Thankfully, I picked up a copy of Radish—a local magazine covering food and environmental issues—and it profiled Tiny But Mighty Popcorn.  Based in Shellsburg, Iowa Tiny But Mighty Foods grows and packages a different variety of popcorn:

Tiny But Mighty

Like so many foodstuffs, the geniuses behind GMO seeds have produced larger and larger popped kernels at the expense of flavor and texture.  You end up with a Styrofoam version of popcorn that has a hull similar to razor blades.  Tiny But Mighty is different because the popcorn is hull-less when popped, having cooked off during popping.  This means that there is none of that annoying digging at your teeth to free the stubborn hull chunk.

The story is that the variety of popcorn was an heirloom type, nearly forgotten in the rush to modern agriculture.   Until someone “discovered” a jar of popcorn, saved some to plant, and popped the rest.  They say the rest is history.

Is it the best popcorn I have ever tried?  Yes.  Additionally, popcorn is one of those snacks that I love giving my children.  They consume it voraciously, but it is actually fairly healthy.  As it is popped, there is very little oil used, contains a lot of fiber, and is very low in sodium when salted.  Who could ask for anything more?  Not this parent.

Tiny But Mighty also qualifies as a local company for me being located a mere 16 miles from my house.  Heck, I could hop on the bicycle and be at the farm in less than an hour.

Pickling Cauliflower

I have conquered pickling garlic and ginger.  The results have been good and the pickled vegetables have flown out of mason jars and into waiting mouths for the past couple of months.  I decided to “up my game” a little bit and try to pickle cauliflower.

Cauliflower may seem like an odd choice to pickle, but for anyone who has tried pickled cauliflower it is a known treat.  The problem is that a small jar of pickled cauliflower is quite expensive when you consider that the primary ingredients are so inexpensive.  This is the same logic that led me down the path of pickling both garlic and ginger.

The recipe that I started with was from Fine Cooking.  This particular recipe details how to prepare the cauliflower for shelf stable storage, which is an important trait for me.  It’s not that I am a doomsday prepper or anything, but I want to acquire the skills to preserve food in a way that is not dependent upon refrigeration.  It’s just a learning tool really.

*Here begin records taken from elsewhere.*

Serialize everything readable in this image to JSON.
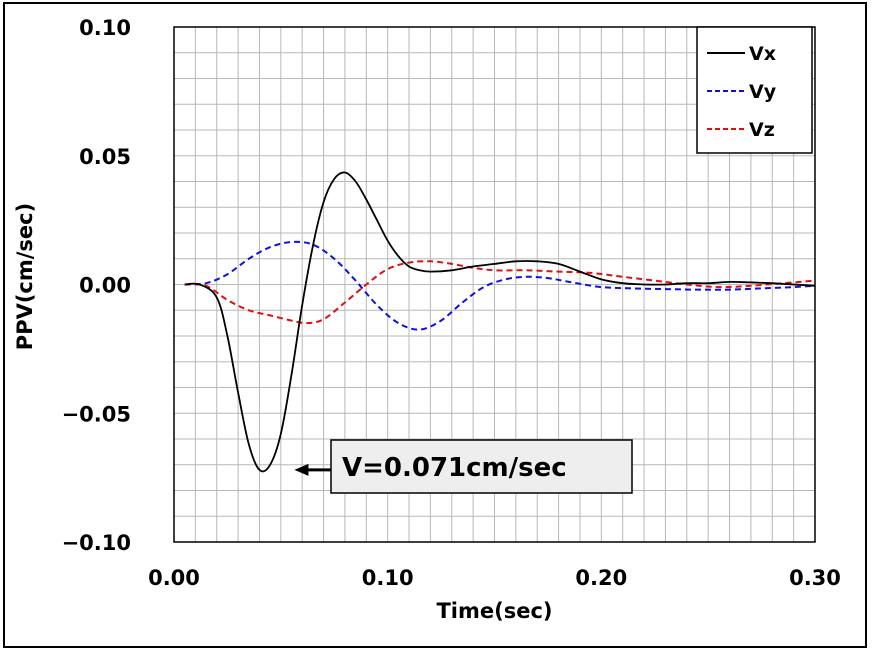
{
  "chart_data": {
    "type": "line",
    "title": "",
    "xlabel": "Time(sec)",
    "ylabel": "PPV(cm/sec)",
    "xlim": [
      0.0,
      0.3
    ],
    "ylim": [
      -0.1,
      0.1
    ],
    "grid": true,
    "legend_position": "top-right",
    "x_ticks": [
      {
        "value": 0.0,
        "label": "0.00"
      },
      {
        "value": 0.1,
        "label": "0.10"
      },
      {
        "value": 0.2,
        "label": "0.20"
      },
      {
        "value": 0.3,
        "label": "0.30"
      }
    ],
    "y_ticks": [
      {
        "value": 0.1,
        "label": "0.10"
      },
      {
        "value": 0.05,
        "label": "0.05"
      },
      {
        "value": 0.0,
        "label": "0.00"
      },
      {
        "value": -0.05,
        "label": "−0.05"
      },
      {
        "value": -0.1,
        "label": "−0.10"
      }
    ],
    "series": [
      {
        "name": "Vx",
        "color": "#000000",
        "dash": "solid",
        "x": [
          0.005,
          0.012,
          0.02,
          0.025,
          0.03,
          0.035,
          0.04,
          0.045,
          0.05,
          0.055,
          0.06,
          0.065,
          0.07,
          0.075,
          0.08,
          0.085,
          0.09,
          0.095,
          0.1,
          0.105,
          0.11,
          0.115,
          0.12,
          0.13,
          0.14,
          0.15,
          0.16,
          0.17,
          0.18,
          0.19,
          0.2,
          0.21,
          0.22,
          0.23,
          0.24,
          0.25,
          0.26,
          0.27,
          0.28,
          0.29,
          0.3
        ],
        "y": [
          0.0,
          0.0,
          -0.005,
          -0.02,
          -0.042,
          -0.062,
          -0.072,
          -0.07,
          -0.058,
          -0.035,
          -0.008,
          0.015,
          0.032,
          0.041,
          0.0435,
          0.04,
          0.033,
          0.025,
          0.017,
          0.011,
          0.007,
          0.0055,
          0.005,
          0.0055,
          0.007,
          0.008,
          0.009,
          0.009,
          0.008,
          0.005,
          0.002,
          0.0005,
          0.0,
          0.0,
          0.0005,
          0.0005,
          0.001,
          0.0008,
          0.0005,
          0.0,
          -0.0005
        ]
      },
      {
        "name": "Vy",
        "color": "#1010e0",
        "dash": "6,4",
        "x": [
          0.005,
          0.015,
          0.025,
          0.035,
          0.045,
          0.055,
          0.065,
          0.075,
          0.085,
          0.095,
          0.105,
          0.115,
          0.125,
          0.135,
          0.145,
          0.155,
          0.165,
          0.175,
          0.185,
          0.2,
          0.215,
          0.23,
          0.245,
          0.26,
          0.275,
          0.29,
          0.3
        ],
        "y": [
          0.0,
          0.0005,
          0.004,
          0.01,
          0.0145,
          0.0165,
          0.0155,
          0.01,
          0.0015,
          -0.008,
          -0.015,
          -0.0175,
          -0.014,
          -0.007,
          -0.001,
          0.002,
          0.003,
          0.0025,
          0.001,
          -0.001,
          -0.0015,
          -0.0018,
          -0.002,
          -0.002,
          -0.0015,
          -0.001,
          -0.0005
        ]
      },
      {
        "name": "Vz",
        "color": "#e01010",
        "dash": "6,4",
        "x": [
          0.005,
          0.015,
          0.025,
          0.035,
          0.045,
          0.055,
          0.062,
          0.07,
          0.08,
          0.09,
          0.1,
          0.11,
          0.12,
          0.13,
          0.14,
          0.15,
          0.165,
          0.18,
          0.195,
          0.21,
          0.225,
          0.24,
          0.255,
          0.27,
          0.285,
          0.3
        ],
        "y": [
          0.0,
          -0.0005,
          -0.006,
          -0.01,
          -0.012,
          -0.014,
          -0.015,
          -0.0135,
          -0.007,
          0.0,
          0.006,
          0.0085,
          0.009,
          0.008,
          0.0065,
          0.0055,
          0.0055,
          0.005,
          0.0045,
          0.003,
          0.0015,
          0.0,
          -0.001,
          -0.0005,
          0.0005,
          0.0015
        ]
      }
    ],
    "annotation": {
      "text": "V=0.071cm/sec",
      "target_x": 0.047,
      "target_y": -0.072
    }
  }
}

I departed from the recipe—big surprise to those who know me—in a few ways.  First, I omitted the onion and red pepper.  In the commercial mixes of pickled summer vegetables I often dislike the onions and red peppers because the texture borders on slimy.  No slimy for me!  Second, there will be no coriander seeds in my jars.  Why?  I cannot find coriander seeds to save my life right now in eastern Iowa.  Three stores did not have them over the weekend and I have up looking.  I am sure that the product exists somewhere but I have abandoned all hope this round.

The process is real similar to pickling garlic or ginger.  That is to say, it is surprisingly easy and foolproof to make something pickled at home.  It’s really the gateway drug of home preserving because easy success just makes you want try ever more difficult projects.  Tomato sauce in the summer anyone?

In about twenty minutes, you end up with this:

Pickled Cauliflower

The turmeric really adds a yellow hue.  Compare a jar of pickled garlic packed on the same day:

Cauliflower versus Garlic

Yeah, I went a little crazy pickling this weekend.  A week from now I will noshing on pickled garlic, cauliflower, and carrots.  Sweet.